Между Лобышевым и Чепетниковым установились плохие отношения. Однажды на заседании коллегии Лобышев сказал Чепетникову, что тому нужно «ночи не спать, гореть на работе, а не заниматься мелкой ерундой». Его поддержал нарком. Лобышев думал, что испортил отношения с замом. На следующий день Чепетников сказал ему:
– Спасибо за товарищескую критику. Правильно ты подошел к вопросу, не ту я взял установку.
«До чего ловок, сукин сын, неотесанный, темный, но до чего ловок», – подумал Лобышев даже с некоторым восхищением.

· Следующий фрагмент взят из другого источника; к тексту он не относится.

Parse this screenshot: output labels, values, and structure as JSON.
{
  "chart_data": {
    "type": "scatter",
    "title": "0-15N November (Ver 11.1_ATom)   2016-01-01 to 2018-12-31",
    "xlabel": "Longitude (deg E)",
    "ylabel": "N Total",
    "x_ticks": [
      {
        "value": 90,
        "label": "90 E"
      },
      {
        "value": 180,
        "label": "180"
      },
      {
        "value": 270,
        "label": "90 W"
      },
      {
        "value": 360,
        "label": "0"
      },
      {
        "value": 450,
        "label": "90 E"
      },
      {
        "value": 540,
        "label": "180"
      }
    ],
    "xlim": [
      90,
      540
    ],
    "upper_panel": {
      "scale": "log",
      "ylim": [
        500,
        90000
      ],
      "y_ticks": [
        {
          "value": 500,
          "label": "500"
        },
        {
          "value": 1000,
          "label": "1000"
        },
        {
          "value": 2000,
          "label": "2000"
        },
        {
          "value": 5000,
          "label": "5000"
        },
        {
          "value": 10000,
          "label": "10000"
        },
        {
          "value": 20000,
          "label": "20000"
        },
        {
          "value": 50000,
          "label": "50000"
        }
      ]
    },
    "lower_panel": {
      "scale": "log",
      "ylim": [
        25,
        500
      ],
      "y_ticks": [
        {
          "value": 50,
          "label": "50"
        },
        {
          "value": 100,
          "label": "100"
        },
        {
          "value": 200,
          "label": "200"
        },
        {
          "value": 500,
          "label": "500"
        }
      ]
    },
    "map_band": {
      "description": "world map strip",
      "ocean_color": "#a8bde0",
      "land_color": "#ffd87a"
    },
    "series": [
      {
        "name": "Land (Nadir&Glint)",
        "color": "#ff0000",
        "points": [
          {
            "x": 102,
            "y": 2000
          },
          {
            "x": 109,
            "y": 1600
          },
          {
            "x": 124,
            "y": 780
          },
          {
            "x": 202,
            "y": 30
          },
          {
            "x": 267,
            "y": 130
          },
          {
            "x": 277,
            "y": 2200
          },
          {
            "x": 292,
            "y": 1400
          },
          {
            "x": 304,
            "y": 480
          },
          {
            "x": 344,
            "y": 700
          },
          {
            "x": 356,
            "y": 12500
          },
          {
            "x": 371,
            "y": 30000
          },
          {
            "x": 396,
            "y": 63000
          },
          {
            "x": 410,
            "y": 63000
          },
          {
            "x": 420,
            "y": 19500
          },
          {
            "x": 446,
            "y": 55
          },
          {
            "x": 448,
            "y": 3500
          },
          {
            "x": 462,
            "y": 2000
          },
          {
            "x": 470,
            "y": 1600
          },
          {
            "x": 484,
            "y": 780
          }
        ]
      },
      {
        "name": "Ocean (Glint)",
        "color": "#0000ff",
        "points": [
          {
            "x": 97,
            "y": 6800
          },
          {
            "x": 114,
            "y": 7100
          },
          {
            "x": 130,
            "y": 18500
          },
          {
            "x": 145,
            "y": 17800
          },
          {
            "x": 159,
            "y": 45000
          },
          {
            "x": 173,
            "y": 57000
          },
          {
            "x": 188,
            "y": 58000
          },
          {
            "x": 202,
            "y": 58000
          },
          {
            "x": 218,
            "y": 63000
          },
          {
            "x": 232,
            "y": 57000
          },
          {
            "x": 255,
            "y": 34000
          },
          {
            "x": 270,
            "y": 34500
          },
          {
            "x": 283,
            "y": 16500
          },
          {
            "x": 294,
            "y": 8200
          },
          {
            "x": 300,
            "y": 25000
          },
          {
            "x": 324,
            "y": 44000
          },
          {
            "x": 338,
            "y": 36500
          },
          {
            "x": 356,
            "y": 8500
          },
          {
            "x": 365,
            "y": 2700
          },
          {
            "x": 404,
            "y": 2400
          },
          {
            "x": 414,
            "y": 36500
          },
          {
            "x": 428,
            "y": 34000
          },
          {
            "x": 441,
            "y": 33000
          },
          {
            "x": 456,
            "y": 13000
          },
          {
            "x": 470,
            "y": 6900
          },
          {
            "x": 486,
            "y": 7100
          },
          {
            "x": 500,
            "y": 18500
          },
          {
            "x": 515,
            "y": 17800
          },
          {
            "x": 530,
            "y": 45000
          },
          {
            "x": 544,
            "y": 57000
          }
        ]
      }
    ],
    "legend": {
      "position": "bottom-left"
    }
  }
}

Хотя Григорию Павловичу было интересно узнать, прошла ли смета, как решилось дело старшего референта, которого обвиняли в даче неточных сведений, он начал рассказывать первым.
Григорий Павлович не стал рассказывать о синеве неба, о бледных песках при лунном свете, о разговоре в поезде с красавицей узбечкой. Он сказал:
– Самое главное я тебе изложу в нескольких словах… – И рассказал о контрольных цифрах, данных хлопкоочистительным заводам, о расширении посевных площадей, о своем споре с председателем узбекского треста Рассуловым.
Слушая его, Чепетников поглядывал на фотографии.
Григорий Павлович внезапно спросил:
– А ты где воевал во время гражданской?
– Я? – Чепетников качнул отрицательно головой. – Да нигде.
– То есть как нигде?
– А так. Я поступил в двадцать шестом году на завод, а до этого в деревне жил.
– И неужели не участвовал в гражданской войне?
– Я ж говорю, скрывать бы не стал, – обиженно сказал Чепетников, – если хочешь, проверь по личному делу.
– Да ну тебя, – сказал Григорий Павлович, – я просто удивился.
– А чего удивляться. Я в партию в тридцать четвертом году пошел.
– Да, – сказал Григорий Павлович, – а вот я с двадцатого.
– Стаж.
Они помолчали.
– Ну, как в наркомате? – спросил Григорий Павлович.
– Да как будто все в порядке. Твоего Савельева сняли с передачей дела в прокуратуру.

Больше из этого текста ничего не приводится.